In a rare example of bi-partisan agreement regarding women in sport, Democrat Rep. Tulsi Gabbard (Hawaii) and Republican Rep. Markwayne Mullin (Oklahoma) introduced the Protect Women’s Sport Act to the US House of Congress last Thursday (10th December). The purpose of the Bill is to ensure Title IX continues to fulfil its original purpose of ensuring equal opportunities for women and girls with regard to all federally-funded education, including sports.
Title IX, enacted in 1972, states that:
“no person in the United States shall, on the basis of sex, be excluded from participation in, be denied the benefits of, or be subjected to discrimination under any education program or activity receiving Federal financial assistance.”
The increased participation of women and girls in sports – with all the attendant benefits in terms of personal development, teamwork and leadership skills – since the 1970s is testament to the success of Title IX.
As Gabbard reported in a recent video, before Title IX, 1 in every 27 girls played sport; today the figure is 2 in every 5.
In 2019, three female high school athletes invoked Title IX in a legal complaint against the Connecticut Interscholastic Athletics Conference (CIAC), which allowed biological males who identified as girls, to complete in the female events.
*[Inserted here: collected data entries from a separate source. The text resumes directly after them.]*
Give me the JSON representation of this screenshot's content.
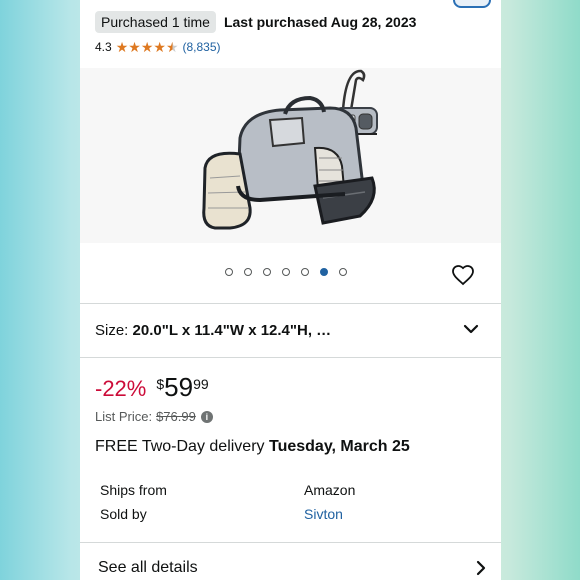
{
  "purchase": {
    "badge": "Purchased 1 time",
    "last": "Last purchased Aug 28, 2023"
  },
  "rating": {
    "value": "4.3",
    "stars": 4.3,
    "count": "(8,835)",
    "star_color": "#de7921"
  },
  "gallery": {
    "image_count": 7,
    "active_index": 5,
    "active_color": "#2162a1",
    "wishlist_icon": "heart-outline-icon"
  },
  "size": {
    "label": "Size: ",
    "value": "20.0\"L x 11.4\"W x 12.4\"H, …",
    "icon": "chevron-down-icon"
  },
  "price": {
    "discount": "-22%",
    "symbol": "$",
    "whole": "59",
    "fraction": "99",
    "discount_color": "#cc0c39",
    "list_label": "List Price:",
    "list_value": "$76.99",
    "info_icon": "i"
  },
  "delivery": {
    "prefix": "FREE Two-Day delivery ",
    "date": "Tuesday, March 25"
  },
  "details": [
    {
      "key": "Ships from",
      "value": "Amazon"
    },
    {
      "key": "Sold by",
      "value": "Sivton"
    }
  ],
  "see_all": {
    "label": "See all details",
    "icon": "chevron-right-icon"
  }
}
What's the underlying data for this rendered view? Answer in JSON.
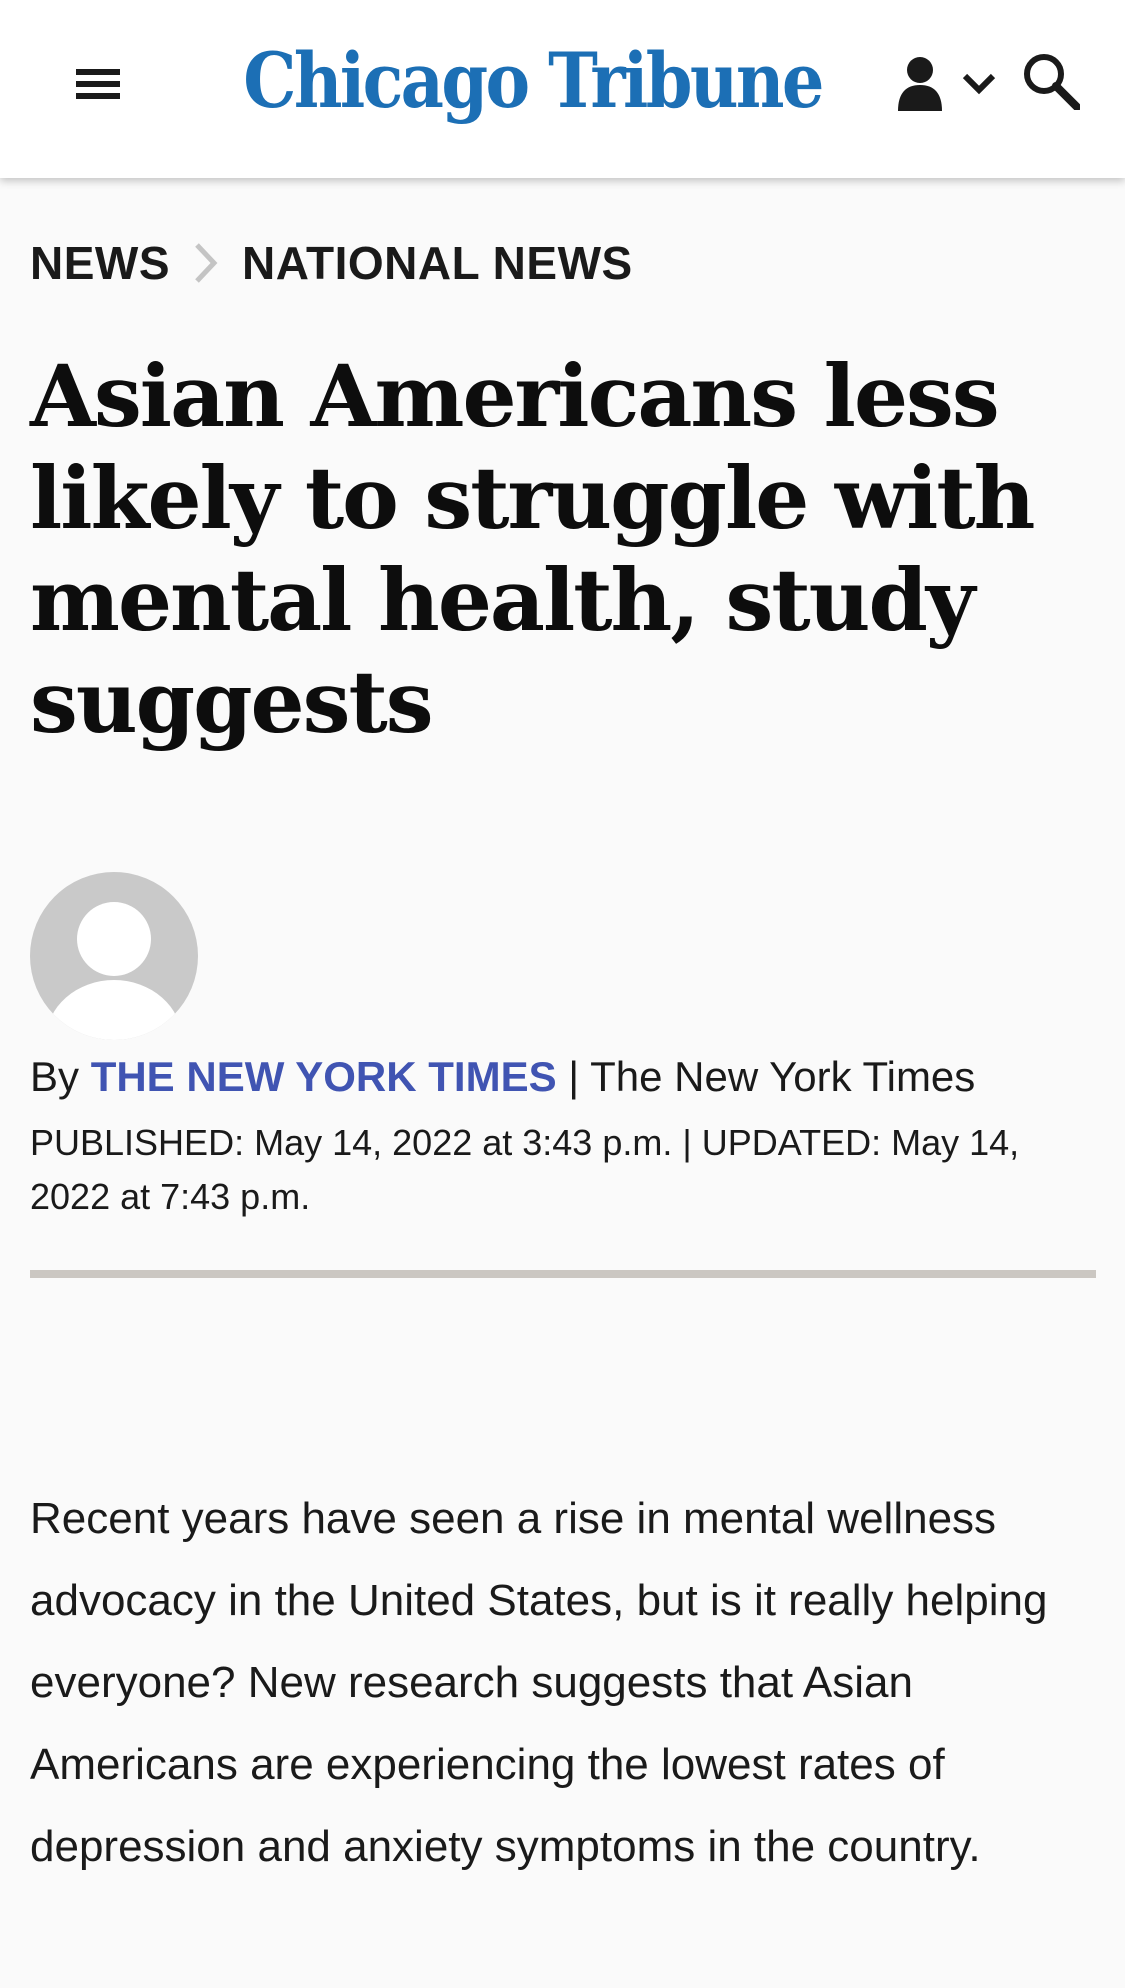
{
  "header": {
    "logo_text": "Chicago Tribune",
    "brand_color": "#1c6fb5",
    "menu_icon": "hamburger-icon",
    "account_icon": "user-icon",
    "account_chevron_icon": "chevron-down-icon",
    "search_icon": "search-icon"
  },
  "breadcrumb": {
    "items": [
      {
        "label": "NEWS"
      },
      {
        "label": "NATIONAL NEWS"
      }
    ],
    "separator_icon": "chevron-right-icon"
  },
  "article": {
    "headline": "Asian Americans less likely to struggle with mental health, study suggests",
    "byline_prefix": "By",
    "author": "THE NEW YORK TIMES",
    "byline_separator": "|",
    "source": "The New York Times",
    "published_label": "PUBLISHED:",
    "published_value": "May 14, 2022 at 3:43 p.m.",
    "date_separator": "|",
    "updated_label": "UPDATED:",
    "updated_value": "May 14, 2022 at 7:43 p.m.",
    "author_link_color": "#4054b2",
    "body_paragraph": "Recent years have seen a rise in mental wellness advocacy in the United States, but is it really helping everyone? New research suggests that Asian Americans are experiencing the lowest rates of depression and anxiety symptoms in the country."
  }
}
In May 2020, the U.S. Education Department’s Office for Civil Rights ruled in their favour, contemplating withholding federal funds from states that refuse to uphold their obligations under Title IX. As Attorney General, William Barr, commented at the time, “single-sex athletics is rooted in the reality of biological differences between the sexes and should stay rooted in objective biological fact.”
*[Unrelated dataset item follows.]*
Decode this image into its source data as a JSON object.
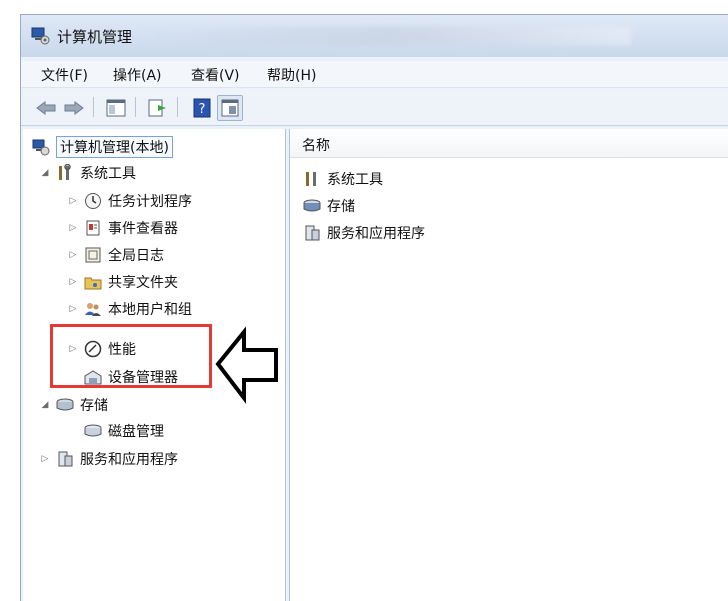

This biological fact of male/female difference is incompatible with the claim of transgender activists that “transwomen are women” on the basis of a subjective “gender identity”.
If the Protect Women’s Sport Act will clarify the issue in US law, Australia needs to look again to its Sex Discrimination Act (Cth) (SDA). Like Title IX, Australia’s SDA was intended to “promote recognition and acceptance within the community of the principle of the equality of men and women.”
However, in 2013 the SDA was repurposed to work as an LGBT anti-discrimination act. The biological definitions of “woman” and “man” were removed with the purpose, according to the Explanatory Memorandum, of ensuring:
“that ‘man’ and ‘woman’ are not interpreted so narrowly as to exclude, for example, a transgender woman from accessing protections from discrimination on the basis of other attributes contained in the SDA”.
The protection of women’s sport in Australia now rests precariously on an exemption to the SDA, which allows sporting authorities to have regard to cases where “strength, stamina and physique” are relevant. Women’s sport must be blind to biological sex but it may, in particular cases, exclude individuals who are “too good”. Since excluding for excellence runs counter to the objectives of competitive sport, the 2013 amendments to the SDA has created an absurdity. At the same time, their practical effect has been to compromise the ability of sporting authorities to preserve single-sex sport for the benefit of women and girls.
Australia needs its own Protect Women’s Sports Act.